La Cina è oggi uno dei Paesi più digitalizzati al mondo: l’intera vita privata e pubblica di un miliardo e mezzo di cinesi si svolge su super app e l’Intelligenza artificiale è uno strumento di uso quotidiano. La sua applicazione sta cambiando le città, il rapporto tra cittadini e istituzioni, il concetto stesso di cittadinanza.

Da fabbrica del mondo a potenza tecnologica

Fino a qualche anno fa, la Cina era nota per essere, principalmente, la “fabbrica del mondo”: un immenso territorio, trentatré volte l'Italia, nel quale venivano prodotti gran parte dei beni che finivano poi sui mercati occidentali, nei nostri negozi. La nomea di “fabbrica del mondo” spesso era associata a un concetto di poca qualità, di copia, di fake, di prodotti a basso costo.

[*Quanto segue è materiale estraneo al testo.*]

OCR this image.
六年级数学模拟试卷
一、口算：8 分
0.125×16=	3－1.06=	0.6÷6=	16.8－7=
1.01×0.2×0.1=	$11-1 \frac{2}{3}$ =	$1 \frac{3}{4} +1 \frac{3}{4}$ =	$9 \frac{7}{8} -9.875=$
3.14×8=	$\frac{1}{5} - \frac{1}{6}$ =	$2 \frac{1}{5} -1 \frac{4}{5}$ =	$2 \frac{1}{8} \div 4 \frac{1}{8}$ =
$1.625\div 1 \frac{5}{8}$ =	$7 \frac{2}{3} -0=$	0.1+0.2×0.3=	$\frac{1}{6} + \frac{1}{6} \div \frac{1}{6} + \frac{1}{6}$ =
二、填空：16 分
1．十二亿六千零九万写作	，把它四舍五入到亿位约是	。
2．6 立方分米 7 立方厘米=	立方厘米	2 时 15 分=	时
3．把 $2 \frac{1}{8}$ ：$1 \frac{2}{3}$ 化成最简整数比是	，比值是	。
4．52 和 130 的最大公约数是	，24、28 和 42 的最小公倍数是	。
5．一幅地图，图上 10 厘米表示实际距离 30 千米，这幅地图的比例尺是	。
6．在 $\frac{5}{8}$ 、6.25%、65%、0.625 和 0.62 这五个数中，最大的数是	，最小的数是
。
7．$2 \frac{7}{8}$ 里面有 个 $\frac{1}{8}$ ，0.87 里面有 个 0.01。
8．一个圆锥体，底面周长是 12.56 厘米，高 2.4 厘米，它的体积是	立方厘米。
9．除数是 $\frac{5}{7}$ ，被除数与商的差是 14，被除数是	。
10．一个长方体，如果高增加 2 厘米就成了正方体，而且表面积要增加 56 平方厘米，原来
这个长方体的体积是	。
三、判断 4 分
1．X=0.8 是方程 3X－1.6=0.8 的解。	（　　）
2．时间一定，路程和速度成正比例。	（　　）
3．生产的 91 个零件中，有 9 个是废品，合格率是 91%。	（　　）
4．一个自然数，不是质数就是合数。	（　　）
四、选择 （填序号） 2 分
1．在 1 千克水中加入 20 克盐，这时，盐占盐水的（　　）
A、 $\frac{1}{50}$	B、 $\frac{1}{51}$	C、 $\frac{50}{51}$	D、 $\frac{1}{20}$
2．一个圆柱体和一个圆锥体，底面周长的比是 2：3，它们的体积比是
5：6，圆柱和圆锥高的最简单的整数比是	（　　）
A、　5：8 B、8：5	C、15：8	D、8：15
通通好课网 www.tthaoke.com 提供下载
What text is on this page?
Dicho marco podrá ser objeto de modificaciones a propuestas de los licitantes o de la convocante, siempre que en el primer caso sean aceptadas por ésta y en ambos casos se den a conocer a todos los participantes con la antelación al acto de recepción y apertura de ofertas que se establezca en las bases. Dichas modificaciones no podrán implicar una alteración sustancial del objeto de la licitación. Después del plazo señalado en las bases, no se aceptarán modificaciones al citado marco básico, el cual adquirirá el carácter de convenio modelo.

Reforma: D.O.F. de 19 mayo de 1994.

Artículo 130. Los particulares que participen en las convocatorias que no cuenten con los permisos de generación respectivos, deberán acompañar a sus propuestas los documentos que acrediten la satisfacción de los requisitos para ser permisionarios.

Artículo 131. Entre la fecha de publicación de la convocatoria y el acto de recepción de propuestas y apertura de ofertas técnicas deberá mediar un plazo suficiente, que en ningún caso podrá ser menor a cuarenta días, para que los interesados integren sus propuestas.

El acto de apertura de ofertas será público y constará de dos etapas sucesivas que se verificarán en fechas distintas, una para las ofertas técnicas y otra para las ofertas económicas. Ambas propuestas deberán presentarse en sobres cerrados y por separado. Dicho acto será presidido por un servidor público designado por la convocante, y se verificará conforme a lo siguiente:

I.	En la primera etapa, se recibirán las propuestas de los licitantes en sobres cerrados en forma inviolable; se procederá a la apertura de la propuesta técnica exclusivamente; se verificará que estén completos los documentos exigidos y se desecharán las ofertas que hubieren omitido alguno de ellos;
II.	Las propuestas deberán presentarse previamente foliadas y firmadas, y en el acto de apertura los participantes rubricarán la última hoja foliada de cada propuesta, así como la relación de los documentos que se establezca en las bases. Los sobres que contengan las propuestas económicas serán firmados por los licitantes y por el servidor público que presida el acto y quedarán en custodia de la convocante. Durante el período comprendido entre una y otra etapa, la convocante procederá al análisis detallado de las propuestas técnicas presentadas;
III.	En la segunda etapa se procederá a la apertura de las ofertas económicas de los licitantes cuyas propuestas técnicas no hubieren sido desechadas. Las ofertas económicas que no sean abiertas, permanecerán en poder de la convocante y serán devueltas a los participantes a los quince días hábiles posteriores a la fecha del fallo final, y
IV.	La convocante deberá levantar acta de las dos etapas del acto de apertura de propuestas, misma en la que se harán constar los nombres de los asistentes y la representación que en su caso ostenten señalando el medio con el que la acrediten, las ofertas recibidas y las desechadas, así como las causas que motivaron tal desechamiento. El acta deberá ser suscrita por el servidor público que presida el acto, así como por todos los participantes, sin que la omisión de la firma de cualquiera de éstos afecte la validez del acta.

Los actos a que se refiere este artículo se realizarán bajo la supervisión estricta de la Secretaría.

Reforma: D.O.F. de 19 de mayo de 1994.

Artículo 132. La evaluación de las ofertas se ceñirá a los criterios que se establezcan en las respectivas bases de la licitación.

Dopo la morte di Mao Zedong nel 1976 e in particolare dalla fine degli anni Ottanta, quando la Cina intraprese un'apertura nei confronti del mercato mondiale, Pechino scelse questa strada per orientare la propria economia alle esportazioni: essere “la fabbrica del mondo” consentiva alla Cina di impiegare la sua immensa forza lavoro, di migliorarne le condizioni di vita della popolazione rispetto al periodo maoista, di acquisire commesse (e capitale) dalle principali aziende occidentali e portare così la bilancia commerciale con il resto del pianeta a proprio vantaggio. Tale rapporto con la Cina era di grande supporto anche al mondo occidentale: gli stipendi dei lavoratori cinesi erano bassi, le condizioni finanziarie e fiscali erano ottimali, non c'erano motivi per credere che la delocalizzazione della produzione in Cina potesse terminare. La globalizzazione sembrava una cosa scontata, ovvia, infinita.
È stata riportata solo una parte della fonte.